School administrators blamed the American boys wearing American flag t-shirts and told them to go home and change their shirts or turn them inside out. The parents of the boys filed a lawsuit against the school, claiming the school had violated the constitutional rights of freedom of speech by banning the American flag t-shirt and allowing the wearing of Mexican flag shirts by students at the same school.
This ended up before Judge James Ware of the San Francisco Division of the Northern District of California District Court. Ware has a history of making rulings based upon his liberal agenda instead of the rule of law and he did so in this case and ruled in favor of the school. The parents appealed his ruling all the way to the steps of the US Supreme Court.
In 2015, the US Supreme Court refused to hear the appeal, thus allowing the original court ruling to stand. In essence, the courts have declared that it’s perfectly legal for Mexicans to assault and racially threaten Americans without any consequences. It also allows schools to unfairly ban the American flag while allowing the flying and displaying of a foreign flag on US soil to take place.
More recently, Daniel Nunnally Jr., a student at Dinwiddie High School in Dinwiddie, Virginia was pulled out of class and ordered by the school’s assistant principal to removed his American flag and Gadsden flag from his pickup truck. According to the student:
“I was I the middle of my second period weight training class and my assistant principal came in and pulled me out of class and told me that I had to go outside to take both flags off my truck so there was no controversy or anything.”

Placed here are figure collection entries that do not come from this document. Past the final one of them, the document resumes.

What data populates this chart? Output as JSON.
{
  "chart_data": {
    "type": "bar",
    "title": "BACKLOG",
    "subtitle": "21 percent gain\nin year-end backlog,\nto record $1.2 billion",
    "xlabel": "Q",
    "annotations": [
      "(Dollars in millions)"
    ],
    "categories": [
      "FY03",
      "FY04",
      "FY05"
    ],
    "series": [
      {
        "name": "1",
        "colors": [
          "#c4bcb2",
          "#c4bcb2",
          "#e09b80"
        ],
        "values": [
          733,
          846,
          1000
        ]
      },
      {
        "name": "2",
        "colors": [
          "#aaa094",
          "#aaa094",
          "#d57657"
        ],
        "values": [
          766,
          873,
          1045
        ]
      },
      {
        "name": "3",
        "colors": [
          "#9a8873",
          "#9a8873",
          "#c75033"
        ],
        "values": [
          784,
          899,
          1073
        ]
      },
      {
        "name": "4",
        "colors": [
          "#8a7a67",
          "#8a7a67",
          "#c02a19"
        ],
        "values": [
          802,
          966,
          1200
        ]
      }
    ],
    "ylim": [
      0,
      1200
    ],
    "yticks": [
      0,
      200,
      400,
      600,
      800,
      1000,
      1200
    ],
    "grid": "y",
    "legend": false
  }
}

“I kind of started getting angry because what’s the problem with the American flag? I asked (the assistant principal), ‘is it the don’t tread on me (flag) that you have a problem with? Because I can go take that one down real quick, but she told me both of them.”
For those of you not familiar with the Gadsden flag, it’s a yellow flag with coiled up snake and the words ‘DON’T TREAD ON ME’. The snake became a rallying symbol for the 13 colonies when Benjamin Franklin portrayed an image of a snake in 13 sections, one for each colony. The symbol grew in popularity during the Revolutionary War.
In 1776, Charles Gadsden presented his flag to the Congress of South Carolina. Since that time, there have been a number of versions of the Gadsden flag, but the one Nunnally was displaying on his truck was very similar to the original which dates back to the Revolutionary War and has little to do with the South or Civil War.
When the media heard what happened they contacted the school and were told that Nunnally and other students were told to remove the flags because they thought they might interfere with vision through the rearview mirror while driving.
Nunnally Sr. contacted the school and told them that if the flags were a traffic issue that it should be up to the local police and not the school to take action. It didn’t take long for students, parents and others in the community to contact the school in support of the students’ right to display their flags, especially the American flag. The school then reversed the flag ban.
It should not have been an issue to begin with unless the assistant principal has a personal agenda against the American flag and America in general. If that is the case then that assistant principal needs to find a country and flag he or she would support and move there!